Seventeen years, eight recordings later, although the lineups have changed they still have something valuable to say. Russ Gershon continues to draw upon the jazz rich Boston area for upcoming musicians, as new talent replaces past stars. Gone are the likes of John Medeski, Matt Wilson, Andrew D’Angelo, and Curtis Hasselbring. They are replaced by tomorrow’s jazz leaders in the making.
The constant force here, besides Gershon’s presence, is baritone saxophonist Charlie Kohlhase and trumpeter Tom Halter. As new members join this band the music takes new directions. This disc, like the previous More Beautiful Than Death (2000) is informed by Afro-Cuban rhythms.

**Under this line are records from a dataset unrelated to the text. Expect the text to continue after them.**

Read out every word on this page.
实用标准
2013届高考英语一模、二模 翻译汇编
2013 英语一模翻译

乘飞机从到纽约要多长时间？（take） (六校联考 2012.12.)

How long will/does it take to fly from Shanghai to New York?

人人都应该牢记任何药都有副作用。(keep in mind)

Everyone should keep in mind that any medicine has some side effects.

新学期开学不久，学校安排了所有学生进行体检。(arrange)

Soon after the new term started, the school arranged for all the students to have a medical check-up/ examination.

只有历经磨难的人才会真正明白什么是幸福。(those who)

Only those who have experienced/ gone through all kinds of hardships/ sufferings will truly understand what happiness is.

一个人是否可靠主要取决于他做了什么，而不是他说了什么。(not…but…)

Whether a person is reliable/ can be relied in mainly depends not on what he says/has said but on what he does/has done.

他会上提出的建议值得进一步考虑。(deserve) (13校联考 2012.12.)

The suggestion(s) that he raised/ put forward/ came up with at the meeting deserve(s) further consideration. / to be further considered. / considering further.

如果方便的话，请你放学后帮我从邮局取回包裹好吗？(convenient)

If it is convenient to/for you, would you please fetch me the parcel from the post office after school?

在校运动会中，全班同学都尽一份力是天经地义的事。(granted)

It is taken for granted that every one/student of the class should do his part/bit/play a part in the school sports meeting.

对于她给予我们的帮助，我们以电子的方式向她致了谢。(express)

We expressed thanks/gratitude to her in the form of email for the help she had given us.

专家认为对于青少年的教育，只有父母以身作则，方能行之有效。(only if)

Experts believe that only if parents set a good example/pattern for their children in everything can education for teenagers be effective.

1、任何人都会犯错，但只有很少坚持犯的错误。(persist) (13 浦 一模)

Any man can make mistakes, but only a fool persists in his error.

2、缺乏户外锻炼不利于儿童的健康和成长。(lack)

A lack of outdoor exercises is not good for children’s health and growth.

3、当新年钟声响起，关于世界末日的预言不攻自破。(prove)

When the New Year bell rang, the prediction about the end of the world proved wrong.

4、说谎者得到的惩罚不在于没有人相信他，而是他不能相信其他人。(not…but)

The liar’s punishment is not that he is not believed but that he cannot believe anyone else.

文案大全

Afro-Cubism continues Gershon’s interest in Ethiopian Latin jazz. The E/O plays Gershon’s arrangement of the 1970 Teshome Meteku composition “Yezamed Yebaed” that sums up the connection between Ethiopian and Latin music, a sort of clave meets processional music. Trombonist Joel Yennior lays down a smoking solo before Gershon slows the pace with a blues take on the theme.
This disc is part of a 2-CD session where the label split the Afro-Cuban music into this disc and plans to release a “jazz” companion entitled Neo-Modernism in March 2003. Focusing solely on Afro-Latin rhythm here keeps the music bundled into one coherent theme as the compositions and soloists take center stage.
The new members of the orchestra, heard on the previous record, are percussionists Harvey Wirht from Surinam and Vicente Lebron from the Dominican Republic. Whether it was the chicken or the egg, the Afro-Latin groove has certainly influenced Russ Gershon’s writing. His tenor is countered by the multi-tracked flute of Jeremy Udder on “Soul Song,” all of which is under the infectious spell of the percussionists and a swift Rhodes piano solo by Gregory Burk. Elsewhere, Charlie Kohlhase’s baritone has never sounded better than on “Blue Attitude.”
This may not be a new direction for the Either/Orchestra as much as an expansion of their jazz vocabulary.